The third way is the simplest and most important. See if you can do it.
No matter how old you are, there’s most likely a retirement looming in your future, and if you’re not financially prepared for it, you’re setting yourself up for a lot of stress and trouble. It’s true that this isn’t an urgent matter if you’re still only in your 20s or 30s, but young people who start saving for retirement early may be able to not only retire comfortably, but perhaps also retire early!
Here are three great ways to invest for retirement, no matter how old you are.
1. Invest regularly and effectively
Check out the table below, which shows what can be accomplished if you save and invest regularly and invest effectively.
GROWING AT 8% FOR | $7,000 INVESTED ANNUALLY | $15,000 INVESTED ANNUALLY |
---|---|---|
5 years | $44,351 | $95,039 |
10 years | $109,518 | $234,682 |
15 years | $205,270 | $439,864 |
20 years | $345,960 | $741,344 |
25 years | $552,681 | $1,184,316 |
30 years | $856,421 | $1,835,188 |
35 years | $1,302,715 | $2,791,532 |
40 years | $1,958,467 | $4,196,716 |
There’s no perfect sum to invest at any particular time. We all have different incomes and different abilities to sock money away. The table above shows what you might amass investing $7,000 or $15,000 annually (which is, respectively, $583 or $1,250 per month), but you might be able to invest much more or much less.
Also, the amount you can save and invest will likely change over time, too, as your earnings change. Aim to be fairly aggressive, because your earliest invested dollars are your most powerful ones, since they have the longest period in which to grow for you.
To invest effectively, aim to meet or beat the overall stock market’s average annual return with your long-term money. (Short-term money shouldn’t be in stocks, as the stock market can be volatile from year to year while growing in the long run.) Over many years, the stock market has averaged roughly 10%, though it can be more or less over the particular years in which you’re invested. (Thus, the table above assumes 8% annual growth.)
You can earn roughly the stock market’s return via one or more low-fee, broad-market index funds, such as the SPDR S&P 500 ETF (SPY), Vanguard Total Stock Market ETF (VTI), and Vanguard Total World Stock ETF (VT). Respectively, these will have you invested in 80% of the U.S. market, all of the U.S. market, or most of the world’s stock market.
If you want to try to beat the market, consider adding some growth stocks to your portfolio — but know that you’ll then have to keep up with them. Index funds require very little of your attention.

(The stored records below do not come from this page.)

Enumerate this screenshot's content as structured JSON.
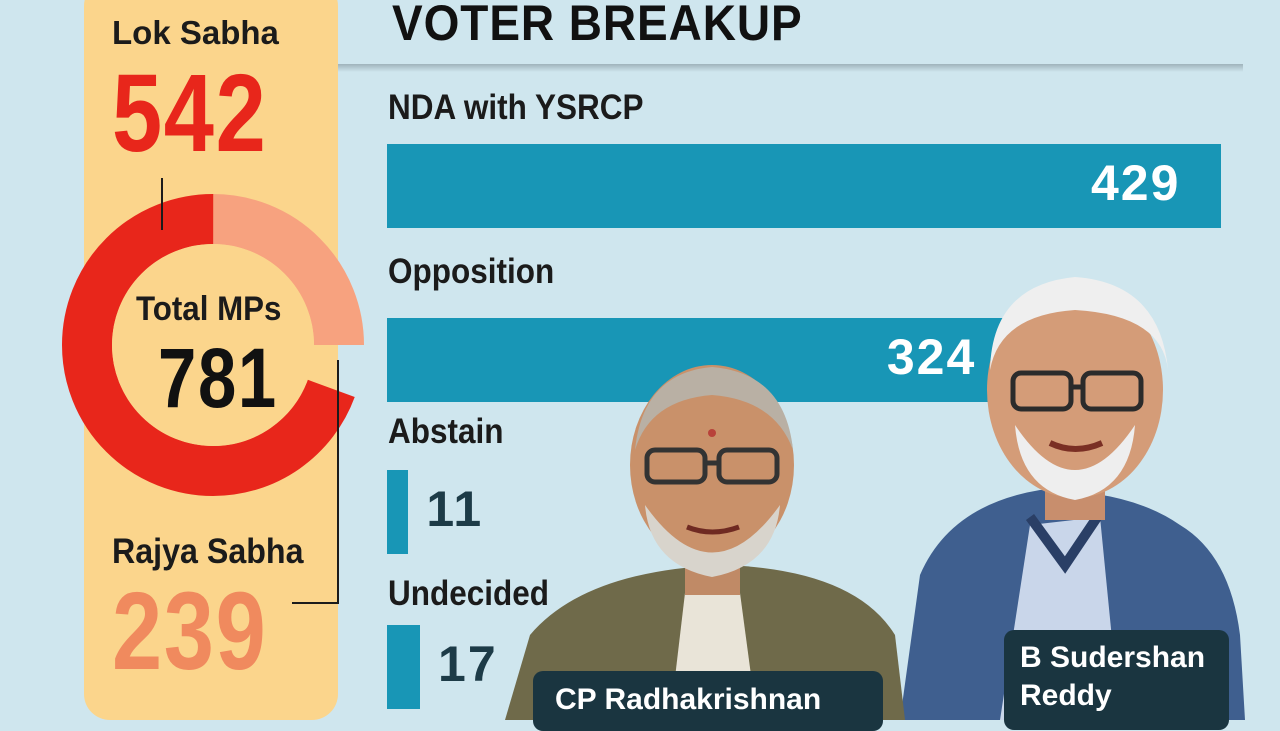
{
  "title": "VOTER BREAKUP",
  "total": {
    "label": "Total MPs",
    "value": "781"
  },
  "houses": [
    {
      "name": "Lok Sabha",
      "value": "542",
      "seats": 542,
      "color": "#e8261b"
    },
    {
      "name": "Rajya Sabha",
      "value": "239",
      "seats": 239,
      "color": "#f7a27f"
    }
  ],
  "colors": {
    "bar": "#1896b6",
    "panel": "#fbd58c",
    "background": "#cfe6ee",
    "callout": "#1a3540"
  },
  "candidates": [
    {
      "name": "CP Radhakrishnan",
      "icon": "person-photo"
    },
    {
      "name_lines": [
        "B Sudershan",
        "Reddy"
      ],
      "icon": "person-photo"
    }
  ],
  "chart_data": [
    {
      "type": "pie",
      "labels": [
        "Lok Sabha",
        "Rajya Sabha"
      ],
      "values": [
        542,
        239
      ],
      "colors": [
        "#e8261b",
        "#f7a27f"
      ]
    },
    {
      "type": "bar",
      "title": "VOTER BREAKUP",
      "categories": [
        "NDA with YSRCP",
        "Opposition",
        "Abstain",
        "Undecided"
      ],
      "values": [
        429,
        324,
        11,
        17
      ],
      "labels": [
        "429",
        "324",
        "11",
        "17"
      ],
      "color": "#1896b6"
    }
  ]
}
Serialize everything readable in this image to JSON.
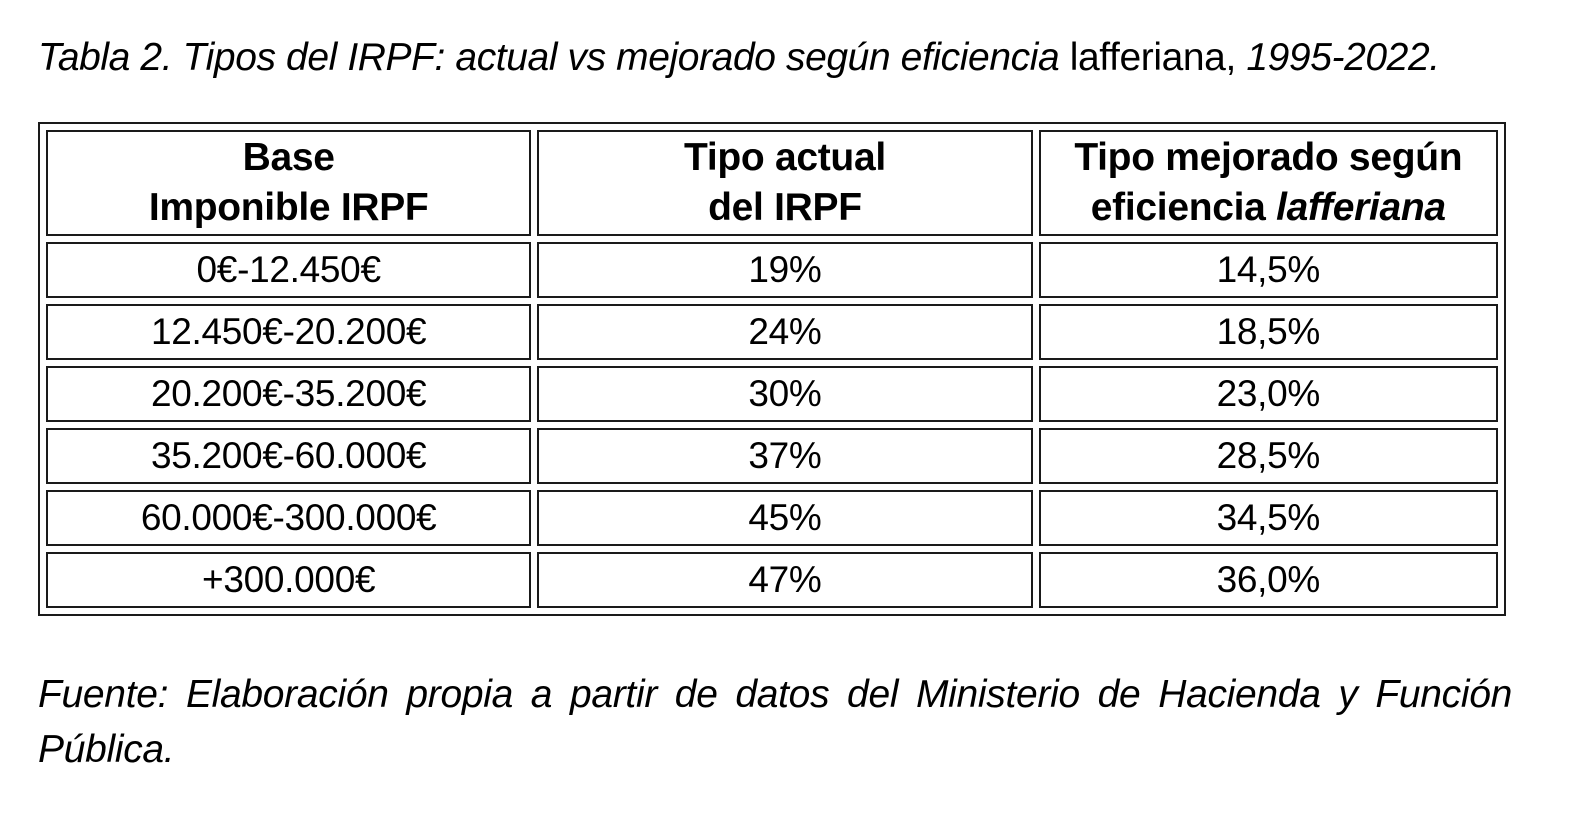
{
  "title": {
    "part1_italic": "Tabla 2. Tipos del IRPF: actual vs mejorado según eficiencia ",
    "part2_upright": "lafferiana,",
    "part3_italic": " 1995-2022."
  },
  "table": {
    "headers": {
      "base": {
        "line1": "Base",
        "line2": "Imponible IRPF"
      },
      "actual": {
        "line1": "Tipo actual",
        "line2": "del IRPF"
      },
      "mejorado": {
        "line1": "Tipo mejorado según",
        "line2_text": "eficiencia ",
        "line2_italic": "lafferiana"
      }
    },
    "rows": [
      {
        "base": "0€-12.450€",
        "actual": "19%",
        "mejorado": "14,5%"
      },
      {
        "base": "12.450€-20.200€",
        "actual": "24%",
        "mejorado": "18,5%"
      },
      {
        "base": "20.200€-35.200€",
        "actual": "30%",
        "mejorado": "23,0%"
      },
      {
        "base": "35.200€-60.000€",
        "actual": "37%",
        "mejorado": "28,5%"
      },
      {
        "base": "60.000€-300.000€",
        "actual": "45%",
        "mejorado": "34,5%"
      },
      {
        "base": "+300.000€",
        "actual": "47%",
        "mejorado": "36,0%"
      }
    ]
  },
  "source": {
    "line1": "Fuente: Elaboración propia a partir de datos del Ministerio de Hacienda y Función",
    "line2": "Pública."
  },
  "colors": {
    "text": "#000000",
    "border": "#1a1a1a",
    "background": "#ffffff"
  }
}
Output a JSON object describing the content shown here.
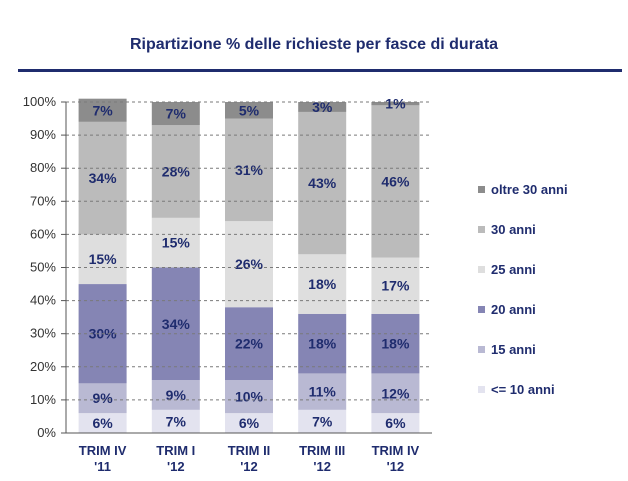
{
  "title": "Ripartizione % delle richieste per fasce di durata",
  "colors": {
    "title": "#1f2c6e",
    "labels": "#1f2c6e",
    "axis": "#555555",
    "grid": "#7a7a7a",
    "series": [
      "#e3e3ef",
      "#b9b9d3",
      "#8585b4",
      "#dedede",
      "#bbbbbb",
      "#8c8c8c"
    ]
  },
  "chart_data": {
    "type": "bar",
    "stacked": true,
    "categories": [
      [
        "TRIM IV",
        "'11"
      ],
      [
        "TRIM I",
        "'12"
      ],
      [
        "TRIM II",
        "'12"
      ],
      [
        "TRIM III",
        "'12"
      ],
      [
        "TRIM IV",
        "'12"
      ]
    ],
    "series": [
      {
        "name": "<= 10 anni",
        "values": [
          6,
          7,
          6,
          7,
          6
        ],
        "labels": [
          "6%",
          "7%",
          "6%",
          "7%",
          "6%"
        ]
      },
      {
        "name": "15 anni",
        "values": [
          9,
          9,
          10,
          11,
          12
        ],
        "labels": [
          "9%",
          "9%",
          "10%",
          "11%",
          "12%"
        ]
      },
      {
        "name": "20 anni",
        "values": [
          30,
          34,
          22,
          18,
          18
        ],
        "labels": [
          "30%",
          "34%",
          "22%",
          "18%",
          "18%"
        ]
      },
      {
        "name": "25 anni",
        "values": [
          15,
          15,
          26,
          18,
          17
        ],
        "labels": [
          "15%",
          "15%",
          "26%",
          "18%",
          "17%"
        ]
      },
      {
        "name": "30 anni",
        "values": [
          34,
          28,
          31,
          43,
          46
        ],
        "labels": [
          "34%",
          "28%",
          "31%",
          "43%",
          "46%"
        ]
      },
      {
        "name": "oltre 30 anni",
        "values": [
          7,
          7,
          5,
          3,
          1
        ],
        "labels": [
          "7%",
          "7%",
          "5%",
          "3%",
          "1%"
        ]
      }
    ],
    "yticks": [
      "0%",
      "10%",
      "20%",
      "30%",
      "40%",
      "50%",
      "60%",
      "70%",
      "80%",
      "90%",
      "100%"
    ],
    "ylim": [
      0,
      100
    ],
    "grid": "dashed horizontal",
    "legend_position": "right",
    "legend_order": [
      "oltre 30 anni",
      "30 anni",
      "25 anni",
      "20 anni",
      "15 anni",
      "<= 10 anni"
    ]
  }
}
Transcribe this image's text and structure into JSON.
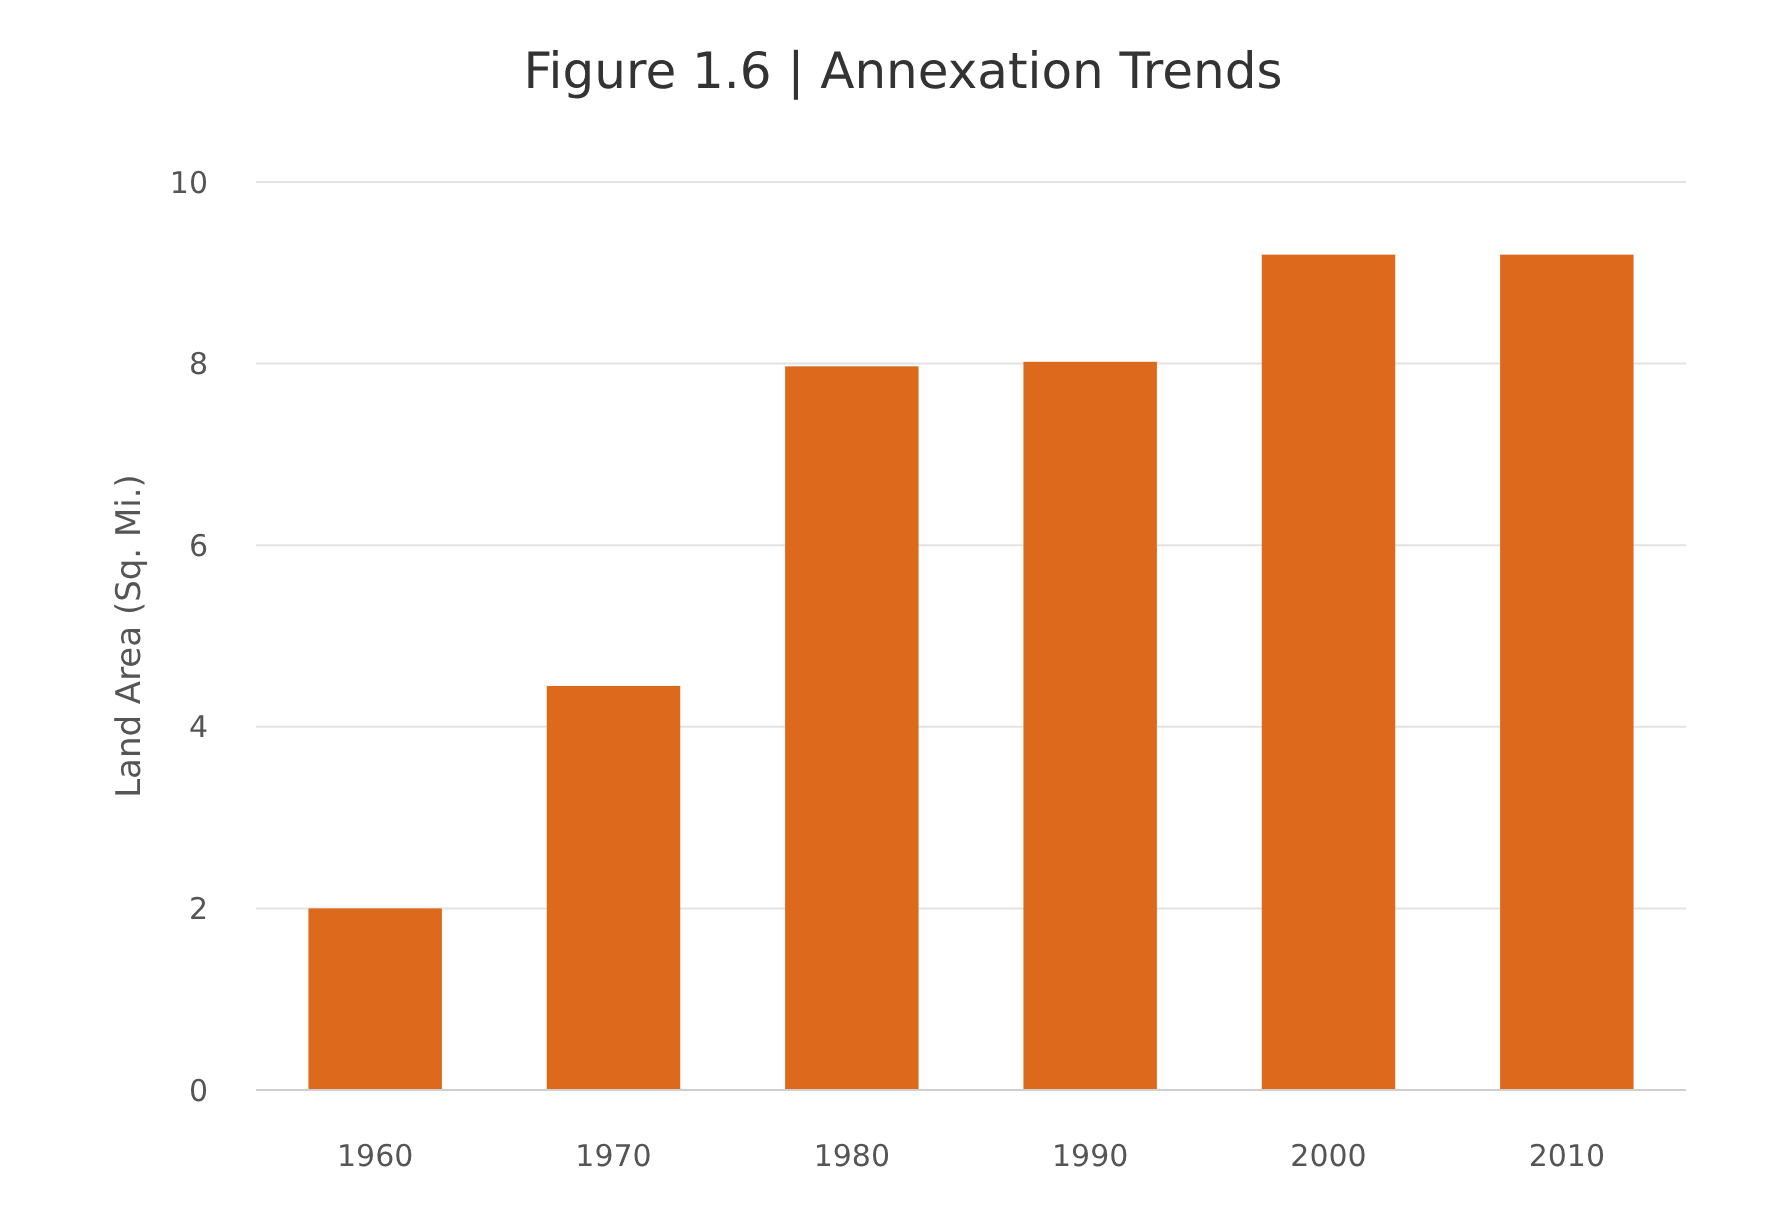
{
  "chart_data": {
    "type": "bar",
    "title": "Figure 1.6 | Annexation Trends",
    "ylabel": "Land Area (Sq. Mi.)",
    "categories": [
      "1960",
      "1970",
      "1980",
      "1990",
      "2000",
      "2010"
    ],
    "values": [
      2.0,
      4.45,
      7.97,
      8.02,
      9.2,
      9.2
    ],
    "color": "#dd6a1c",
    "ylim": [
      0,
      10
    ],
    "yticks": [
      0,
      2,
      4,
      6,
      8,
      10
    ],
    "grid": "y"
  }
}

2. Invest using tax-advantaged accounts
Another great way to invest for retirement is to do so within tax-advantaged accounts such as IRAs and 401(k)s. Both come in two main varieties — traditional and Roth.
A traditional account receives pre-tax contributions, shrinking your taxable income and therefore your tax bill for the year of the contribution. A Roth account, on the other hand, is funded with your post-tax money, so your taxable income and tax bill will be unchanged. Here’s what’s great about Roth accounts, though: If you play by the rules, all your withdrawals in retirement can be tax-free. That can be a big deal.
Imagine, for example, that you retire with a Roth IRA account worth $500,000. You’d be able to use every dollar in retirement without paying any of it in taxes. Read up on these accounts before focusing on Roth ones, though, as traditional accounts make sense for some people.
Many 401(k) plans let you put some or all of your money in index funds, so see if you can do so. If your employer matches contributions to any degree, aim to contribute enough to max out that match, as it’s free money. And remember to try to increase your contributions from year to year, too, as you’re able.
3. Invest with much patience
This last best way to invest for retirement may be simple, but it’s actually the most important one: Be patient. Remember that impressive table of potential earnings up top? Those big numbers only happen if you stick with it over many years, through good and bad times, healthy and ailing economies, market downturns and market upturns.
So don’t let yourself get discouraged and stop investing. If you think you might, read up more on investing in order to develop more confidence in your plan. If you’re really diligent, you can build yourself a very comfortable and financially secure future.